Como é o processo de escolha dos assuntos e a construção do roteiro do programa?
Eu, o Diego Tavares e o Leo Lanna, os roteiristas do quadro, nos encontramos pela internet - como são os encontros hoje em dia - para uma reunião e fazemos um brainstorm de ideias até definir um tema. Depois começamos a pensar o que é legal dentro desse tema, que tipo de piada e cena a gente pode levantar. Em geral, quem sugere o tema já traz a ideia da cena junto. Vamos levantando as cenas e trocando ideias, um vai melhorando a ideia do outro até o roteiro sair.
O humor tem sido um verdadeiro remédio nessa pandemia em meio a tantas notícias ruins. Para você, qual é o papel e a importância do humor em meio a momentos como o que estamos vivendo agora?
O humor é fundamental, é uma válvula de escape. A grande dificuldade de fazer comédia nesse período é acertar no tom. Em meio a tantas informações que são novas para todo mundo, queremos oferecer leveza, queremos fazer as pessoas rirem. O ser humano precisa de leveza e o humor tem essa função de ser um líquido que ajuda a digerir a vida um pouco mais fácil. Mas sem alienar.
Você também faz parte da equipe do Zorra, que foi um dos programas que foi impactado na pandemia. Já existe alguma previsão de retorno?
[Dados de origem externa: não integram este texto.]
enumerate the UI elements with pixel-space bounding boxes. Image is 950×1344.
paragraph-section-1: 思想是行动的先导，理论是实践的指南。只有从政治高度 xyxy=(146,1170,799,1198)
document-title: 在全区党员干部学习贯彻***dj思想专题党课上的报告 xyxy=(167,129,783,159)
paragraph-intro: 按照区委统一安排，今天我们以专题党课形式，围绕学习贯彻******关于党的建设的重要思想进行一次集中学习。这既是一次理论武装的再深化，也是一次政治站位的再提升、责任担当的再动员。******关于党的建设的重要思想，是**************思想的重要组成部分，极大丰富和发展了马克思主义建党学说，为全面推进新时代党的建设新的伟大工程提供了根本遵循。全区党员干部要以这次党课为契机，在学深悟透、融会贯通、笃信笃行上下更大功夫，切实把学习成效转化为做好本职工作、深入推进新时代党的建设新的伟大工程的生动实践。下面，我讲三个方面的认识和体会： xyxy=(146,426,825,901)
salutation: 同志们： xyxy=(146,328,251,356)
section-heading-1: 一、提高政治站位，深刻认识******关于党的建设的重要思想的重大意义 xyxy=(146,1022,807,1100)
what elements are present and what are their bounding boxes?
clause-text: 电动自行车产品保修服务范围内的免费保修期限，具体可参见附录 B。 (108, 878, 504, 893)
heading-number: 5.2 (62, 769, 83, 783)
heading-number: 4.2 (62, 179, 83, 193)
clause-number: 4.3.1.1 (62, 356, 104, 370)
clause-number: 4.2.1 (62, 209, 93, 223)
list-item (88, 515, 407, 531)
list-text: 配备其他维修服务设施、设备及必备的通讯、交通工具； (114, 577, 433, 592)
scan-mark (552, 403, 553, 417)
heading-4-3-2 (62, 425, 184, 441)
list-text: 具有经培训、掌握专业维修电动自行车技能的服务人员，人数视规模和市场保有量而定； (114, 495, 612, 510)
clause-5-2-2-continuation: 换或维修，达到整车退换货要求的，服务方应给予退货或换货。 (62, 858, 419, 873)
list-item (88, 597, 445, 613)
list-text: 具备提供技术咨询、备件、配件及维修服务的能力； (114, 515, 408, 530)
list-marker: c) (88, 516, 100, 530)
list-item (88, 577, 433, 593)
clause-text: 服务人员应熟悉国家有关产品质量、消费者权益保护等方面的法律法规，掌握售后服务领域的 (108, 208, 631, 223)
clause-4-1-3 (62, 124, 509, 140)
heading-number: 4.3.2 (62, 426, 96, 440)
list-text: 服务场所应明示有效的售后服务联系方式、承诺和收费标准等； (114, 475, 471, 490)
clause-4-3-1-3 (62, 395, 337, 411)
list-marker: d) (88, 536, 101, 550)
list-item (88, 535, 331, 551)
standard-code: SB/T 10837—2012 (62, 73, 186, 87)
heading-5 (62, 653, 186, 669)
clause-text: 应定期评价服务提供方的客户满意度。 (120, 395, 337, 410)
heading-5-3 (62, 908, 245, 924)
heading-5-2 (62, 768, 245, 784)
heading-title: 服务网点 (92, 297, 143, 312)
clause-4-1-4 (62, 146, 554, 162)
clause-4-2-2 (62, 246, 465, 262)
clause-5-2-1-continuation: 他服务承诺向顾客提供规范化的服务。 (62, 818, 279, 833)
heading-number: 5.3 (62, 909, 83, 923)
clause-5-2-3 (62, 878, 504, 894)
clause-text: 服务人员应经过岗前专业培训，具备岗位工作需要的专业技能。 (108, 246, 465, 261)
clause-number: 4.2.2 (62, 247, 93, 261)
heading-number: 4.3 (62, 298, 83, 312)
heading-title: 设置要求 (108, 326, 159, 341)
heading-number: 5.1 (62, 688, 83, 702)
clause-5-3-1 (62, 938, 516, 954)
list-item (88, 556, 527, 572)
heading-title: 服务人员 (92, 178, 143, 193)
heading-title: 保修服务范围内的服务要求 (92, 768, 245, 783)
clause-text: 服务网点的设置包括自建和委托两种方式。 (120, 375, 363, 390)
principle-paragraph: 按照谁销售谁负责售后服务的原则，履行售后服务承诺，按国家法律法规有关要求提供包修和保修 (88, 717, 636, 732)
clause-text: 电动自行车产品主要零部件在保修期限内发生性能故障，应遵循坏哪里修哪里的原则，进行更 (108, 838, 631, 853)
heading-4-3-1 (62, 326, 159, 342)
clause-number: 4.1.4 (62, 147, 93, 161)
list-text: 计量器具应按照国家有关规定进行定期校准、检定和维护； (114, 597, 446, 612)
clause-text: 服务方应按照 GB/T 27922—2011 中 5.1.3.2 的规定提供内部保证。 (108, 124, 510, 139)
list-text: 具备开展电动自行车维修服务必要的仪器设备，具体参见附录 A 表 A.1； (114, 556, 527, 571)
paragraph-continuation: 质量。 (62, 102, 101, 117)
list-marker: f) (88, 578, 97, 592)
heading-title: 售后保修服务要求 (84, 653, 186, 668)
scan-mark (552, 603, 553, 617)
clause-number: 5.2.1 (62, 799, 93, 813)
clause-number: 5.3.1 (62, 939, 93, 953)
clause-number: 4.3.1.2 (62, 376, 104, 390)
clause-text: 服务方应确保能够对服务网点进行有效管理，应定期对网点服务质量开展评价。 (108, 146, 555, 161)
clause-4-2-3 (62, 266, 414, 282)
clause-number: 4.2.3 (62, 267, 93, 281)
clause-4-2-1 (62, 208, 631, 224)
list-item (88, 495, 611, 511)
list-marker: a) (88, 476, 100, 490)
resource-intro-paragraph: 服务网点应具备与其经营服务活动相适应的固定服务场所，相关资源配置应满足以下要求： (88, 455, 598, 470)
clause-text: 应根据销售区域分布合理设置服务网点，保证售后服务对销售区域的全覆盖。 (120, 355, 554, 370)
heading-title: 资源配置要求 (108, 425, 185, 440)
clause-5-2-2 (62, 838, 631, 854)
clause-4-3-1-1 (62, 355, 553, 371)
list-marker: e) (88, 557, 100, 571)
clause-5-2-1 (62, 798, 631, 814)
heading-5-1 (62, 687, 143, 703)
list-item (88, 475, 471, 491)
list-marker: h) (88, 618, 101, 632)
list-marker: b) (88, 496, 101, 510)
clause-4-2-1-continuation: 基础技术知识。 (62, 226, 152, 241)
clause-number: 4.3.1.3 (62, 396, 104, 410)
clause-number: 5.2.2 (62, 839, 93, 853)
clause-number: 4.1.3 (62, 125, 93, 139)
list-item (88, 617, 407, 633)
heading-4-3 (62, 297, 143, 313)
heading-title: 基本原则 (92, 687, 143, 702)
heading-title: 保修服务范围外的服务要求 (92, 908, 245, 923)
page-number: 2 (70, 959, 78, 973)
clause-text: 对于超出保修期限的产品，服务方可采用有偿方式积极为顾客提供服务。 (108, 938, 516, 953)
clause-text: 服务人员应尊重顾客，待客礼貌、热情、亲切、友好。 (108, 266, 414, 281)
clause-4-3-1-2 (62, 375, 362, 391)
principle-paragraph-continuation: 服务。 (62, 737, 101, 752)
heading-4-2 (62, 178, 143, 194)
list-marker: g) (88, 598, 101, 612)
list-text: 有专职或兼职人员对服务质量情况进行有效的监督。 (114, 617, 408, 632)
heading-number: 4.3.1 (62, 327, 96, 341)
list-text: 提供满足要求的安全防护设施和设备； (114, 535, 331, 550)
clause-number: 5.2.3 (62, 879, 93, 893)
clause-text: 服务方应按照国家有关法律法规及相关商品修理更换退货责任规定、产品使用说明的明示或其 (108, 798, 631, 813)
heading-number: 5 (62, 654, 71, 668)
Você tem outros projetos em vista dentro da emissora?
Sigo gravando para o Zorra de casa também, assim como Cada um no seu quadrado, novo projeto que eu apresento com o Fernando Caruso, que estrou na sexta-feira (3/7) no Globoplay. Ele parte de uma premissa muito básica: tentar criar uma festa, uma mesa de bar, um papo entre amigos, mas com cada um no seu quadrado. Tem um clima de muita descontração. Na seleção de convidados, chamamos principalmente amigos, gente com quem gostamos de conversar, que a gente acha engraçado, divertido, para compor a melhor mesa de bar do mundo. Chegamos em uma seleção de quatro amigos por episódio, e os convidamos para bater papo, jogar conversa fora, falar da vida, jogar, se divertir. Para cada um comer e beber na sua casa. Está sendo muito divertido gravar isso. Estou trabalhando muito durante a semana, mas o momento dessa gravação é realmente um encontro com amigos. O Caruso é um grande companheiro, faço Zorra com ele, um cara talentoso demais. É uma honra estar com ele, e os convidados são muito legais: são muito amigos ou são pessoas que eu queria muito conhecer. Está sendo realmente divertido. E ainda tem a Dani Gleiser, que eu admiro muito; o Lau, que já dirigiu ‘Isso é muito a minha vida’, que também amo de paixão; e a Dani Ocampo, que é uma gênia na comédia. Estou amando fazer esse projeto e acho que as pessoas vão se impressionar com o resultado. Está sendo feito com muito amor.